Equity markets faltered in the first half of February before amassing some positive momentum in the later half of the month, buoyed by an increase in oil and an unexpected positive revision to fourth-quarter GDP growth. The S&P 500 Index continues to exhibit a high degree of correlation with crude oil, and both hit a bottom for the month on February 11th. West Texas Intermediate Crude Oil declined to a low of $26.05/barrel, a level not seen since May 2003, before rallying to almost $34 per barrel by the end of the month amidst hopes that a producer meeting in March will lead to a production freeze. The Commerce Department now believes GDP grew at a 1% rate versus the 0.7% originally reported, due primarily to a higher level of inventory accumulation than initially thought. Consumer spending rose 0.5% from December to January, the biggest monthly gain since May, with consumers taking advantage of cheap gas prices and low unemployment. The housing market remains resilient, with existing home prices and sales both rising. Nevertheless, new home sales did take a 9.2% hit, coming in well below the consensus forecast. Industrial production rose in January for the first time since July, though the service sector grew at its slowest pace in two years. The Federal Reserve will meet again in mid-March. No rate action is expected given worsening global economic conditions since the rate hike in December.

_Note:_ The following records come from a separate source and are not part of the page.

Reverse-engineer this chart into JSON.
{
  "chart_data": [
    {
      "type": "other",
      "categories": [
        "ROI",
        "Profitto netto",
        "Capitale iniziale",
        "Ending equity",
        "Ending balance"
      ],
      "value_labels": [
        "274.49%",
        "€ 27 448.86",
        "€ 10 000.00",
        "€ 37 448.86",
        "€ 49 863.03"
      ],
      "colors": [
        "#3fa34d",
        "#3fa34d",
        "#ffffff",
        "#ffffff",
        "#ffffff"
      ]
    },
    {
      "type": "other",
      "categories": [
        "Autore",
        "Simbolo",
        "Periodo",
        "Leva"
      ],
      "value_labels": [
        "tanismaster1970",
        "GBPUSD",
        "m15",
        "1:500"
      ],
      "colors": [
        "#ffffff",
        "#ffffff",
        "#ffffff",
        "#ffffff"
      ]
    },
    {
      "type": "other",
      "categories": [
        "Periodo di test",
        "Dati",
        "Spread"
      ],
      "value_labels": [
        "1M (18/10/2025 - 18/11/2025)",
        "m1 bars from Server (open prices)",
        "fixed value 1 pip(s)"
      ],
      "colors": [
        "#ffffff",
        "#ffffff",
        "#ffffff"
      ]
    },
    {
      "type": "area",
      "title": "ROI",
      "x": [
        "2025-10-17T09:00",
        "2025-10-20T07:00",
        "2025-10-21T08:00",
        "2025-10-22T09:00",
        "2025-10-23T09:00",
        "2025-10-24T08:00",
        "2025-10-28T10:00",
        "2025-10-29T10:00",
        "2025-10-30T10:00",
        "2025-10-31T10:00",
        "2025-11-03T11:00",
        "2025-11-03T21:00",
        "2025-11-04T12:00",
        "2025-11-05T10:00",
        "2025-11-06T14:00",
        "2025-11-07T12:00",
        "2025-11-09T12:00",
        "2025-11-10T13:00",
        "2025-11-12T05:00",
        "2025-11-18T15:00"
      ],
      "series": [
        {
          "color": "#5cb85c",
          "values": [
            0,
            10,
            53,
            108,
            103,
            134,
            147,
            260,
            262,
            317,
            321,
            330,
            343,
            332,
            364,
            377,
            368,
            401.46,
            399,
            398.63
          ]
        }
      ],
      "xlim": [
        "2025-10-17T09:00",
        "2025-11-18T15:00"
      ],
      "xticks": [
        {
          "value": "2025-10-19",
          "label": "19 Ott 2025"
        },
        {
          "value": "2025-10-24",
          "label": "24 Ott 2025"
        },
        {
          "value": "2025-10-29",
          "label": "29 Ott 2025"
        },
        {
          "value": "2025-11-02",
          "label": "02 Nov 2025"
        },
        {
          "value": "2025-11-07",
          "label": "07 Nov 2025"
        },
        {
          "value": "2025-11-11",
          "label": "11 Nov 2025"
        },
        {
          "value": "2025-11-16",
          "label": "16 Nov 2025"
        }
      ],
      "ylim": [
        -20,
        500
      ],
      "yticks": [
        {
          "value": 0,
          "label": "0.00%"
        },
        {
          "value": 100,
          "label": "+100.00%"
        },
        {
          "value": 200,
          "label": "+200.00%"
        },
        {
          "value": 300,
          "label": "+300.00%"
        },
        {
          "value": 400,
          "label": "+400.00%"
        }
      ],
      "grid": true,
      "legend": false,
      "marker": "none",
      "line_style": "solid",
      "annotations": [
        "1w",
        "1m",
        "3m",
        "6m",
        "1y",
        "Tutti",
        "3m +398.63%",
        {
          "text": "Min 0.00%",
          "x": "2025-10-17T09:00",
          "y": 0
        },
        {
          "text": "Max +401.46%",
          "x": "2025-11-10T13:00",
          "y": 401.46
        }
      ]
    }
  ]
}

Equity markets exhibited a high degree of volatility in February, with the S&P 500 falling in 7 of the first 9 trading days, and bottoming on the 11th, down 11% from its year-end close. Equities subsequently rallied in the second half of February, with the Dow & S&P ending relatively flat for the month (up 0.75% and down 0.13%, respectively) and the NASDAQ down 1.03%. Sector performance was disparate, with the best performing sector (Materials) outpacing the worst performing sector (Financials) by almost 10%. Markets will likely focus on central bank policy in the month ahead. The European Central Bank is expected to provide more stimulus and the Federal Reserve is expected to hold rates steady. Complicating the global rate environment is the lack of visibility from the Bank of Japan and the Chinese Central Bank.
Investors continued to seek safety in early February as fears of a global recession increased. The yield on the 10-year Treasury fell to 1.57%, the lowest level in over three years, before increasing to 1.74% by month-end. Both high-yield and investment-grade corporate bond spreads tightened in February despite rating agency predictions of increased highyield default rates. Forecasted default rates for the Metals and Mining and Oil and Gas industries continue to be significantly higher than in other sectors. Overall, fixed-income yields remain paltry and we caution investors against extending portfolio duration in an attempt to capture additional yield. Nevertheless, low rates are likely to persist over the next several quarters as European and Japanese central banks grapple with the efficacy of negative interest rate policies.